Mary Bubala has his story.
Clarence Mitchell III was elected to the Maryland House of Delegates at age 23.
He went on to to serve in the Senate for 20 years, carrying on the equal rights legacy of his father Clarence Mitchell Jr. Baltimore’s circuit court building is named for him and the Mitchell name is synonymous with civil rights.
“I got a lot of being able to fight and stand up and have a voice of my own from him,” said his son Clarence Mitchell IV.
Mitchell IV, known as C4 to WBAL radio listeners, spoke about his father’s legacy on the air Thursday morning.
“Don’t make my father larger or smaller in life than he actually was,” he said. “He saw wrong and tried to make it right. He saw pain and tried to heal it. He saw racism and tried to stop it.”
Clarence Mitchell III’s life did involve some controversy.
In 1987, he was convicted of influence peddling and served 16 months in federal prison. But he didn’t go down without a fight.
“People are upset by the Joint Center for Political Studies revelation that three out of five black elected officials in this country are under investigation by this administration,” Mitchell III once said.
But Mitchell’s legacy, according to today’s leaders, is his work advancing civil rights, including desegregation in Maryland.
Governor Martin O’Malley released the following statement:
“The City of Baltimore and the State of Maryland today lost a true public servant. Senator Mitchell dedicated his life to secure equal rights for all under the law, to help nurture and mentor a new generation of political leaders and to engage his community in the political process. He understood that there is far more that unites us than divides and that as public servants, it is our responsibility to advance the greater good. My thoughts and prayers are with the Mitchell family on this difficult day.”

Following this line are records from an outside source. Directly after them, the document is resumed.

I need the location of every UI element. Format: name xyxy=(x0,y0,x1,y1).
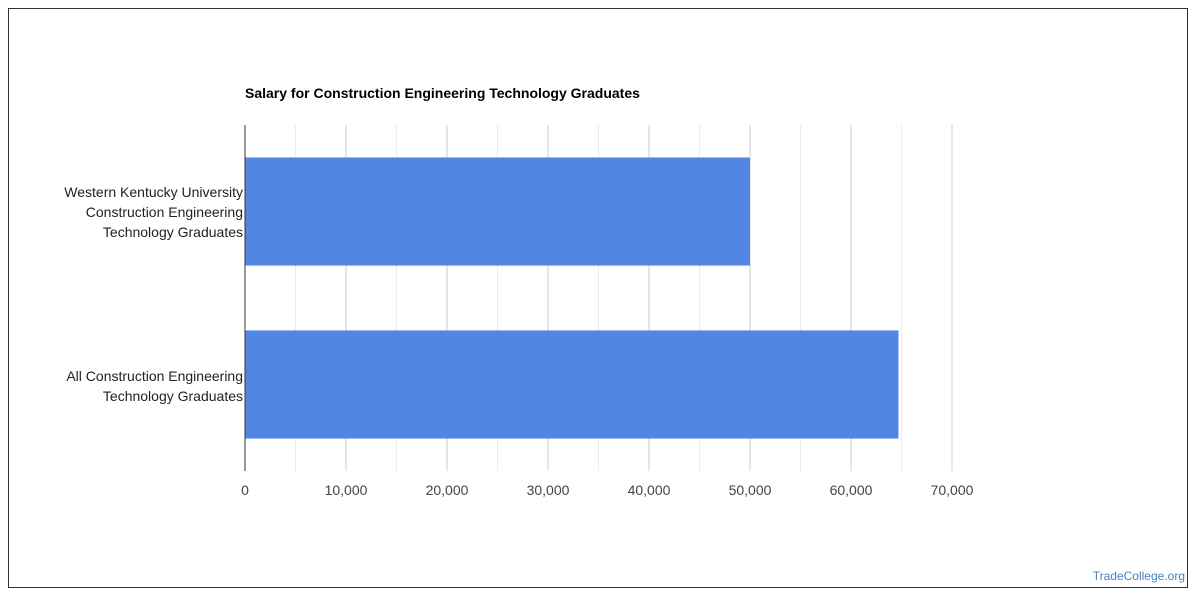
bar-all xyxy=(245,330,899,439)
watermark-link[interactable]: TradeCollege.org xyxy=(1092,569,1185,583)
x-tick-label: 60,000 xyxy=(830,482,873,498)
x-tick-label: 20,000 xyxy=(426,482,469,498)
x-tick-label: 50,000 xyxy=(729,482,772,498)
x-tick-label: 10,000 xyxy=(325,482,368,498)
category-label-all: All Construction Engineering Technology … xyxy=(66,368,243,404)
x-tick-label: 70,000 xyxy=(931,482,974,498)
chart-title: Salary for Construction Engineering Tech… xyxy=(245,85,640,101)
x-tick-label: 40,000 xyxy=(628,482,671,498)
category-label-wku: Western Kentucky University Construction… xyxy=(64,184,243,240)
x-tick-label: 0 xyxy=(241,482,249,498)
x-tick-label: 30,000 xyxy=(527,482,570,498)
bar-wku xyxy=(245,157,750,266)
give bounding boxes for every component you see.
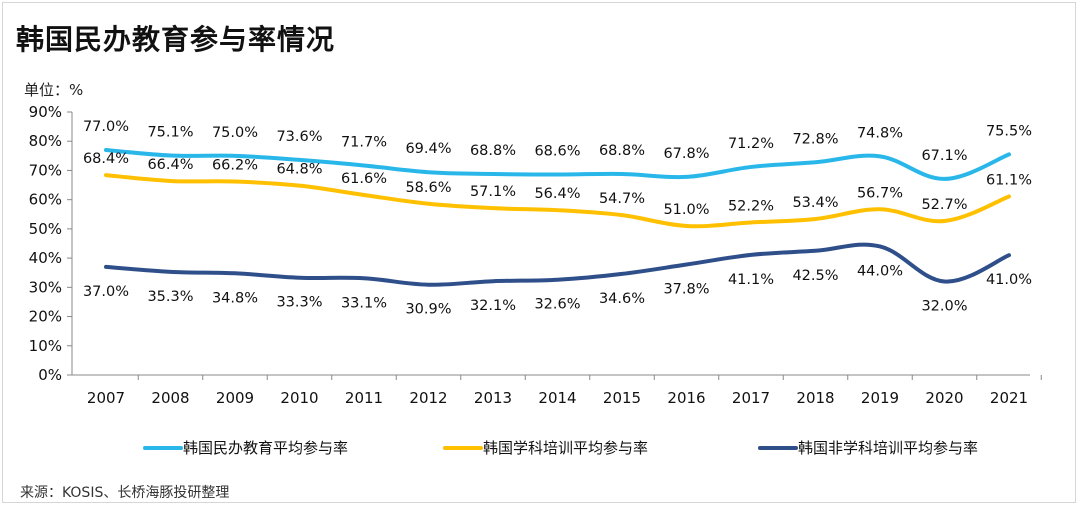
chart-title: 韩国民办教育参与率情况 xyxy=(16,23,336,56)
data-label: 68.6% xyxy=(534,144,580,160)
data-label: 57.1% xyxy=(470,184,516,200)
x-tick-label: 2018 xyxy=(796,389,834,407)
x-tick-label: 2019 xyxy=(861,389,899,407)
legend-label-3: 韩国非学科培训平均参与率 xyxy=(798,439,978,457)
data-label: 77.0% xyxy=(83,119,129,135)
data-label: 67.8% xyxy=(663,146,709,162)
data-label: 64.8% xyxy=(276,162,322,178)
legend-label-2: 韩国学科培训平均参与率 xyxy=(483,439,648,457)
x-tick-label: 2017 xyxy=(732,389,770,407)
x-tick-label: 2014 xyxy=(538,389,576,407)
data-label: 30.9% xyxy=(405,302,451,318)
x-tick-label: 2016 xyxy=(667,389,705,407)
data-label: 32.6% xyxy=(534,297,580,313)
series-line-2 xyxy=(104,173,1011,229)
data-label: 35.3% xyxy=(147,289,193,305)
data-label: 74.8% xyxy=(857,125,903,141)
y-tick-label: 0% xyxy=(38,366,62,384)
data-label: 51.0% xyxy=(663,202,709,218)
data-label: 34.8% xyxy=(212,290,258,306)
y-tick-label: 40% xyxy=(29,249,62,267)
data-label: 72.8% xyxy=(792,131,838,147)
x-tick-label: 2007 xyxy=(87,389,125,407)
y-tick-label: 80% xyxy=(29,132,62,150)
data-label: 53.4% xyxy=(792,195,838,211)
data-label: 66.4% xyxy=(147,157,193,173)
data-label: 52.2% xyxy=(728,198,774,214)
y-tick-label: 70% xyxy=(29,161,62,179)
x-tick-label: 2021 xyxy=(990,389,1028,407)
y-tick-label: 30% xyxy=(29,278,62,296)
data-label: 58.6% xyxy=(405,180,451,196)
data-label: 32.0% xyxy=(921,298,967,314)
x-tick-label: 2011 xyxy=(345,389,383,407)
data-label: 33.1% xyxy=(341,295,387,311)
y-tick-label: 20% xyxy=(29,308,62,326)
y-tick-label: 90% xyxy=(29,103,62,121)
y-tick-label: 50% xyxy=(29,220,62,238)
data-label: 68.8% xyxy=(470,143,516,159)
series-line-3 xyxy=(104,242,1011,287)
data-label: 32.1% xyxy=(470,298,516,314)
y-tick-label: 10% xyxy=(29,337,62,355)
x-tick-label: 2009 xyxy=(216,389,254,407)
data-label: 37.0% xyxy=(83,284,129,300)
data-label: 41.0% xyxy=(986,272,1032,288)
data-label: 44.0% xyxy=(857,263,903,279)
source-note: 来源：KOSIS、长桥海豚投研整理 xyxy=(20,485,230,501)
series-line-1 xyxy=(104,147,1011,181)
data-label: 56.4% xyxy=(534,186,580,202)
unit-label: 单位：% xyxy=(24,81,84,99)
data-label: 66.2% xyxy=(212,158,258,174)
x-tick-label: 2013 xyxy=(474,389,512,407)
data-label: 71.2% xyxy=(728,136,774,152)
data-label: 71.7% xyxy=(341,134,387,150)
x-tick-label: 2020 xyxy=(925,389,963,407)
data-label: 73.6% xyxy=(276,129,322,145)
data-label: 42.5% xyxy=(792,268,838,284)
data-label: 33.3% xyxy=(276,295,322,311)
data-label: 41.1% xyxy=(728,272,774,288)
data-label: 75.5% xyxy=(986,123,1032,139)
data-label: 68.8% xyxy=(599,143,645,159)
data-label: 68.4% xyxy=(83,151,129,167)
y-tick-label: 60% xyxy=(29,191,62,209)
data-label: 61.1% xyxy=(986,172,1032,188)
x-tick-label: 2015 xyxy=(603,389,641,407)
legend-label-1: 韩国民办教育平均参与率 xyxy=(183,439,348,457)
data-label: 56.7% xyxy=(857,185,903,201)
data-label: 75.1% xyxy=(147,125,193,141)
data-label: 34.6% xyxy=(599,291,645,307)
x-tick-label: 2008 xyxy=(151,389,189,407)
data-label: 54.7% xyxy=(599,191,645,207)
data-label: 52.7% xyxy=(921,197,967,213)
data-label: 69.4% xyxy=(405,141,451,157)
data-label: 75.0% xyxy=(212,125,258,141)
data-label: 37.8% xyxy=(663,282,709,298)
data-label: 67.1% xyxy=(921,148,967,164)
x-tick-label: 2012 xyxy=(409,389,447,407)
data-label: 61.6% xyxy=(341,171,387,187)
x-tick-label: 2010 xyxy=(280,389,318,407)
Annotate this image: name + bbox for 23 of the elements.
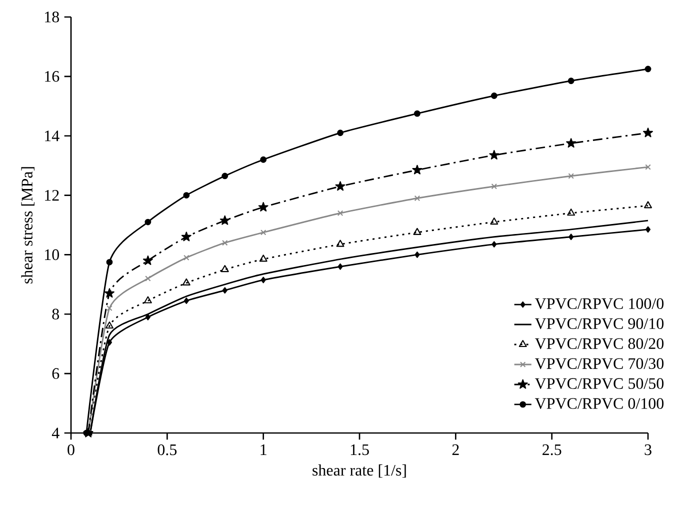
y-tick-label: 16 <box>45 71 60 82</box>
x-axis-title: shear rate [1/s] <box>312 464 406 478</box>
x-tick-label: 0 <box>68 444 74 456</box>
y-tick-label: 8 <box>52 308 60 320</box>
legend-label: VPVC/RPVC 70/30 <box>534 358 664 370</box>
legend-label: VPVC/RPVC 80/20 <box>534 338 664 350</box>
x-tick-label: 1.5 <box>350 444 369 456</box>
legend-label: VPVC/RPVC 50/50 <box>534 378 664 390</box>
legend-label: VPVC/RPVC 100/0 <box>534 298 664 310</box>
x-tick-label: 0.5 <box>158 444 177 456</box>
legend-label: VPVC/RPVC 90/10 <box>534 318 664 330</box>
y-tick-label: 4 <box>52 428 60 438</box>
y-tick-label: 18 <box>45 12 60 22</box>
x-tick-label: 1 <box>260 444 266 455</box>
y-axis-title: shear stress [MPa] <box>21 167 34 284</box>
y-tick-label: 12 <box>45 190 59 201</box>
y-tick-label: 10 <box>45 249 60 260</box>
legend-label: VPVC/RPVC 0/100 <box>534 398 664 410</box>
x-tick-label: 2 <box>452 444 459 455</box>
x-tick-label: 2.5 <box>542 444 562 456</box>
x-tick-label: 3 <box>644 444 652 456</box>
y-tick-label: 6 <box>52 368 60 379</box>
y-tick-label: 14 <box>45 130 60 142</box>
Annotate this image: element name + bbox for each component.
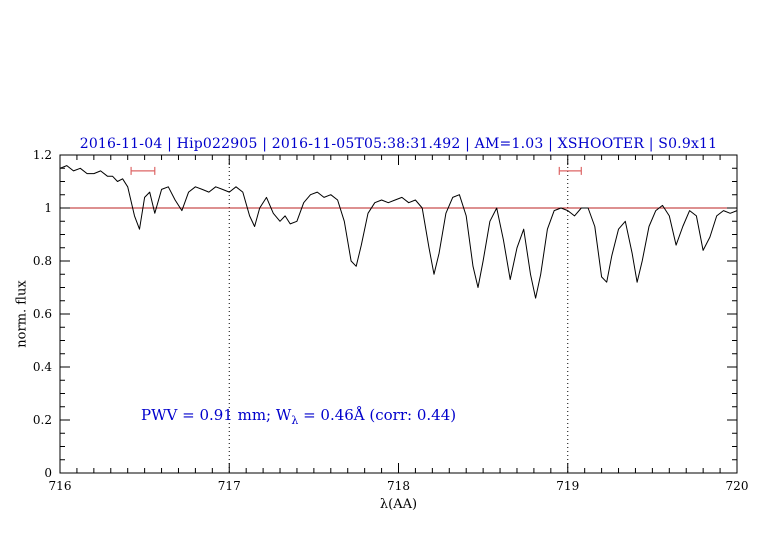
telluric-marker (558, 166, 582, 175)
telluric-marker (130, 166, 156, 175)
y-axis-label: norm. flux (14, 280, 30, 348)
y-tick-label: 0.8 (33, 254, 52, 268)
y-tick-label: 0.2 (33, 413, 52, 427)
y-tick-label: 1.2 (33, 148, 52, 162)
chart-title: 2016-11-04 | Hip022905 | 2016-11-05T05:3… (79, 136, 718, 152)
y-tick-label: 0 (44, 466, 52, 480)
x-tick-label: 717 (218, 479, 241, 493)
x-tick-label: 719 (556, 479, 579, 493)
pwv-annotation-post: = 0.46Å (corr: 0.44) (298, 406, 457, 424)
pwv-annotation-lambda-sub: λ (291, 414, 299, 427)
pwv-annotation: PWV = 0.91 mm; Wλ = 0.46Å (corr: 0.44) (141, 406, 456, 427)
pwv-annotation-pre: PWV = 0.91 mm; W (141, 406, 292, 424)
y-tick-label: 0.6 (33, 307, 52, 321)
x-axis-label: λ(AA) (379, 497, 418, 512)
y-tick-label: 0.4 (33, 360, 52, 374)
x-tick-label: 720 (726, 479, 749, 493)
spectrum-line (59, 165, 738, 299)
y-tick-label: 1 (44, 201, 52, 215)
x-tick-label: 716 (49, 479, 72, 493)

“A legendary leader, a community activist, and again the glue in his family. It is a loss for the Mitchell family and a loss for our city and state,” Mayor Stephanie Rawlings-Blake said in a statement.
U.S. Senator Ben Cardin released this statement:
“I served for many years with Clarence Mitchell in the Maryland General Assembly and I saw first-hand his passion for civil rights and for making sure that his constituents got the services and resources that they needed. He helped to pave the road for many African-American leaders who followed him, and I join the community in mourning his passing.”
Senator Mitchell also served as an adviser to presidents Kennedy, Johnson and Carter. He was also an early supporter of President Barack Obama.
Funeral arrangements have not yet been announced.